According to a first aspect of this invention a web tensioning device for a shuttle applying a generally helical winding includes a pair of substantially rigid idle rollers covered with resilient material and urged against one another to form a nip with their resilient covering compressed in the nip and with the web being fed between the nip of the rollers.
We have found that such a simple arrangement provides a substantially constant tension in the wrapping web that does not vary with the radius of the supply reel or vary significantly with the rate of unreeling of the wrapping web. This arrangement certainly provides results which are very much better than those of a simple supply reel brake and is much easier and cheaper to implement than the systems involving a variable braking effort on the supply reel.
Such web tensioning devices can be used with a machine as described in EP-A-0936141 where the shape of the track is varied to provide a substantially constant rate of unreeling of the wrapping web and thus not require an associated web accumulator. However, it is preferred that the shuttle also includes a web accumulator downstream of the web tensioning device to enable the shuttle to cope with changes in the instantaneous rate of web supply from it.
Preferably, the rollers have a hollow or solid steel core with a covering of rubber or rubber-like elastomeric material, the rubber or rubber-like elastomeric material may be a vulcanised natural or synthetic rubber or a thermoplastic elastomer such as polyurethane. Preferably, the resilient covering is heat resistant since substantial quantities of heat can build up in the rollers at high web throughput rates. Preferably, the covering has a Shore hardness of between 70 and 75 and a specific gravity of between 1.14 and 1.20. The core of the rollers can have a diameter from between 25 to 100 mm and a covering thickness in a range of 8 to 4 mm, respectively.
Preferably, the rollers are mounted in a box frame construction consisting of two side plates and stretchers which form the body of the shuttle, the journal bearings for one of the rollers being mounted on slides in the side plates and including adjusters such as jack-screws to urge the one roll towards the other.

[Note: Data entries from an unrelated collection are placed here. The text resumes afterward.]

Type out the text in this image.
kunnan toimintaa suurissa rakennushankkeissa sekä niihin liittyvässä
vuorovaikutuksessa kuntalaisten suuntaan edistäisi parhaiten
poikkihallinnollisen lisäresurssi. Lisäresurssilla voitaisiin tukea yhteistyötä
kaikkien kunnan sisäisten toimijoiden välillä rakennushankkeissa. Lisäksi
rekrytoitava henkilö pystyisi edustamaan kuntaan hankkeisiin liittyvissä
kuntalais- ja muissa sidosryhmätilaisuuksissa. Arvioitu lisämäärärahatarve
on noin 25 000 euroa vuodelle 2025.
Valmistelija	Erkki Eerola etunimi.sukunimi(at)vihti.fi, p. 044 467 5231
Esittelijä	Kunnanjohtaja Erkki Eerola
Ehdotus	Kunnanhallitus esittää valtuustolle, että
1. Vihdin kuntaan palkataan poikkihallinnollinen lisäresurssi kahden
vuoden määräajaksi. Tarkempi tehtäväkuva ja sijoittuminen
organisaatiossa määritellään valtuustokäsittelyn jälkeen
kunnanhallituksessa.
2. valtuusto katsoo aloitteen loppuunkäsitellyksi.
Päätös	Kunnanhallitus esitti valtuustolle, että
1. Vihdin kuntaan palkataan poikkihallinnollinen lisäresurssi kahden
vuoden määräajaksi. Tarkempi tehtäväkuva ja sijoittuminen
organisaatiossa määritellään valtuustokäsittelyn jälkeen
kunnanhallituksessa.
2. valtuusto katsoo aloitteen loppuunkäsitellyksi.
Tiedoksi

Preferably, a web supply roll on a web supply reel is urged against the up-stream roller or the up-stream roller is urged against the web supply roll to control the unwinding of the web from the roll and it does not allow the supply roll to freewheel.
In a second aspect, the invention consists in a shuttle for carrying a web material adapted to be applied in a generally helical winding, the shuttle including a web tensioning device according to the first aspect.
In a third aspect, the invention consists in wrapping apparatus for applying a wrapping web to an article, the wrapping apparatus including an endless track arranged about the article to be wrapped and upon which at least one shuttle according to the second aspect travels.